Second, it is not necessarily the case, as Ms. Freeland claimed, that friend-shoring will help “preserve the planet.” The decisions that must be taken, the policies that must be implemented, the sacrifices that must be made – for a cleaner environment also, inescapably, implies some loss of material income – are broadly the same, whether we trade with the world or just our friends.
It may be that there are political opportunities, amid all the other changes friend-shoring will require, to advance a green agenda – I seem to recall Ms. Freeland saying much the same about the pandemic – but that is a different story. For that matter, nothing about friend-shoring requires us to engage in a subsidy war with our allies and partners – it’s supposed to be about free trade, remember? – though Ms. Freeland seems determined to pursue one.
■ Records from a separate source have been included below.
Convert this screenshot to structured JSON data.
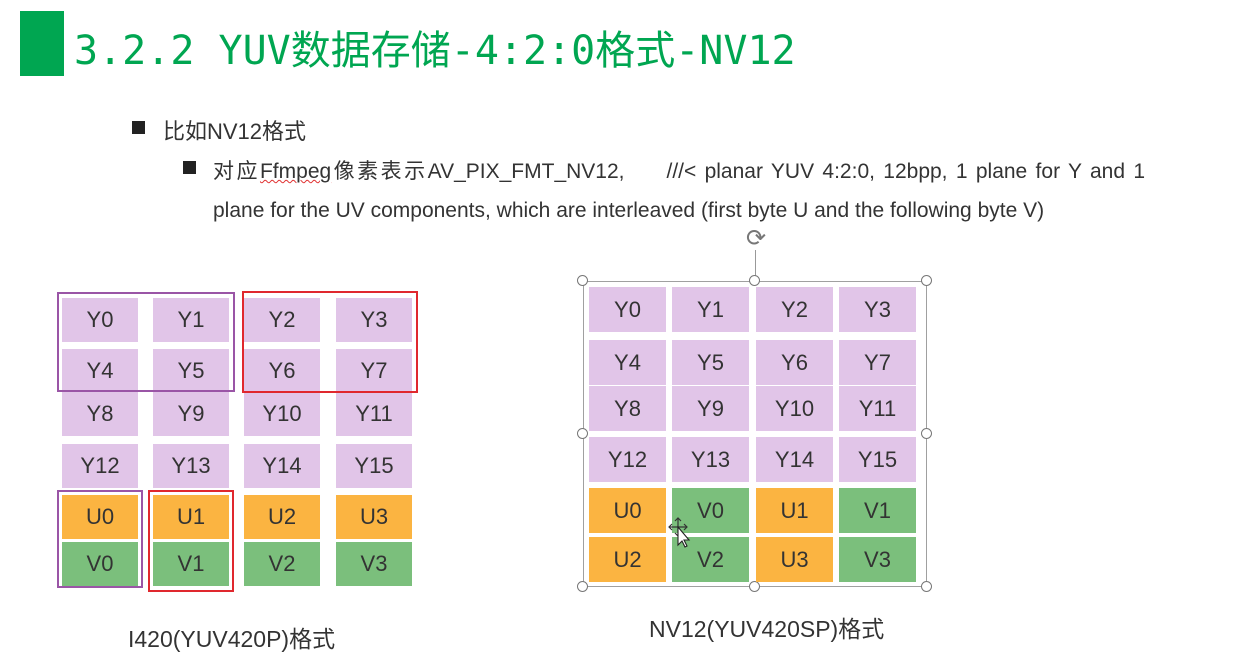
{
  "slide": {
    "title": "3.2.2 YUV数据存储-4:2:0格式-NV12",
    "bullet1": "比如NV12格式",
    "para": {
      "prefix": "对应",
      "misspelled": "Ffmpeg",
      "middle": "像素表示AV_PIX_FMT_NV12,",
      "comment": "///< planar YUV 4:2:0, 12bpp, 1 plane for Y and 1 plane for the UV components, which are interleaved (first byte U and the following byte V)"
    },
    "caption_i420": "I420(YUV420P)格式",
    "caption_nv12": "NV12(YUV420SP)格式"
  },
  "i420_grid": {
    "rows": [
      [
        "Y0",
        "Y1",
        "Y2",
        "Y3"
      ],
      [
        "Y4",
        "Y5",
        "Y6",
        "Y7"
      ],
      [
        "Y8",
        "Y9",
        "Y10",
        "Y11"
      ],
      [
        "Y12",
        "Y13",
        "Y14",
        "Y15"
      ],
      [
        "U0",
        "U1",
        "U2",
        "U3"
      ],
      [
        "V0",
        "V1",
        "V2",
        "V3"
      ]
    ]
  },
  "nv12_grid": {
    "rows": [
      [
        "Y0",
        "Y1",
        "Y2",
        "Y3"
      ],
      [
        "Y4",
        "Y5",
        "Y6",
        "Y7"
      ],
      [
        "Y8",
        "Y9",
        "Y10",
        "Y11"
      ],
      [
        "Y12",
        "Y13",
        "Y14",
        "Y15"
      ],
      [
        "U0",
        "V0",
        "U1",
        "V1"
      ],
      [
        "U2",
        "V2",
        "U3",
        "V3"
      ]
    ]
  },
  "colors": {
    "title_green": "#00a651",
    "y_fill": "#e1c5e8",
    "u_fill": "#fbb441",
    "v_fill": "#7bbf7c",
    "highlight_purple": "#9a55a6",
    "highlight_red": "#e0282e"
  },
  "icons": {
    "bullet": "square-bullet-icon",
    "rotate": "rotate-handle-icon",
    "cursor": "move-cursor-icon"
  }
}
In any case, it’s hard to square the “friend-shoring must be green” dogma with the most remarked-upon bit of Sudden Liberal Awareness in the speech, the commitment to “fast-track” energy and mining projects “our allies need to heat their homes.” Quite what this means we can only speculate: Could it really be that this government is now prepared to put the demands of a global security crisis before the delights of environmental purity? Was it only two months ago that the German Chancellor, on a visit in search of Canadian liquefied natural gas, was turned away empty-handed?
But like much else in the speech it seemed to imply the Liberals were prepared once again to give their blessing to common knowledge, and for that I suppose we should be grateful.